Pembina’s stock was hammered down to 2012 levels during the market crash in March and is now trading around four-year lows.
Kwan said Pembina is attractive compared to its Western Canadian Sedimentary Basin (WCSB) midstream peers:
Although other WCSB-focused midstream peers may have greater upside potential in a market recovery, we believe that the market is also very focused on risk mitigation/downside protection.
On that front, we think that Pembina gets a lot of credit for being well-ahead of its peers with respect to taking swift and decisive action to protect the balance sheet and dividend.

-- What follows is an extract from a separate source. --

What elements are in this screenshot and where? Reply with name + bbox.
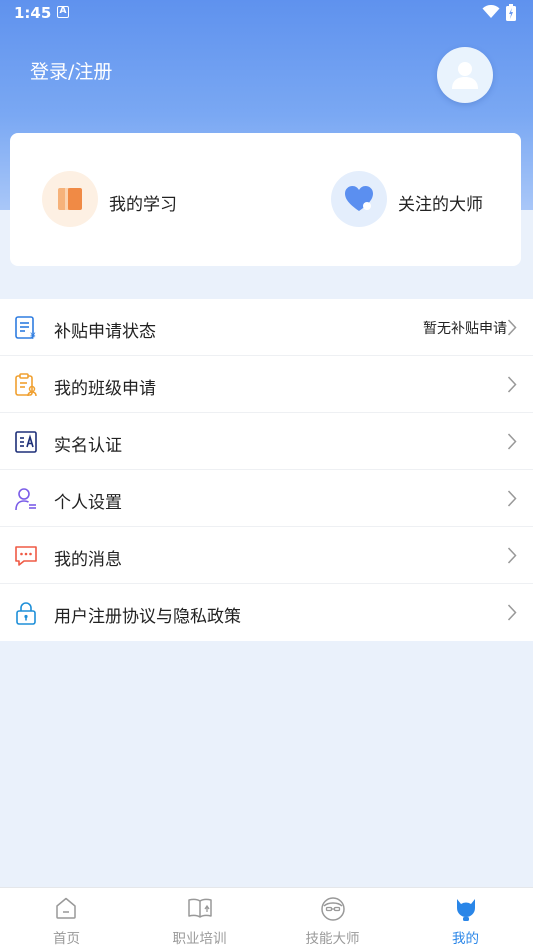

Pembina decided to materially cut its growth capital expenditure (i.e., the ‘nice to do’ projects) and make it clear to the market that it is willing to make the hard decisions to protect the dividend.
A well-covered dividend with solid liquidity
Pembina has a strong liquidity position with $2.5 billion of available cash and borrowing capacity on its credit lines, which easily covers the new $0.9–1.1 billion capital plan and a paltry $73 million of debt maturities in 2020. This does not even include excess cash flow over and above the dividend that we estimate amounts to just under $1 billion.
M&A creating a bid in the sector; improved investor sentiment towards energy and midstream stocks; additional volumes for the conventional pipeline system; government programs that strengthen oil and gas producing customers; increased Montney producer activity on the back of the sanctioning of the third-party LNG Canada project.
For much of the past 15 years, Pembina’s shares have traded in a range of roughly 10-13x EBITDA. We believe a valuation in the lower half of the range is appropriate given the continued uncertainty with respect to energy markets.
However, we continue to see significantly higher long-term value in the shares, which is reflected in our “Upside Scenario” of $55 a share that is based on our price target from before the March 2020 market downturn with that valuation including projects that are currently mothballed.
Disclosure: RBC Capital markets received compensation from Pembina Pipeline for investment banking services within the past 12 months.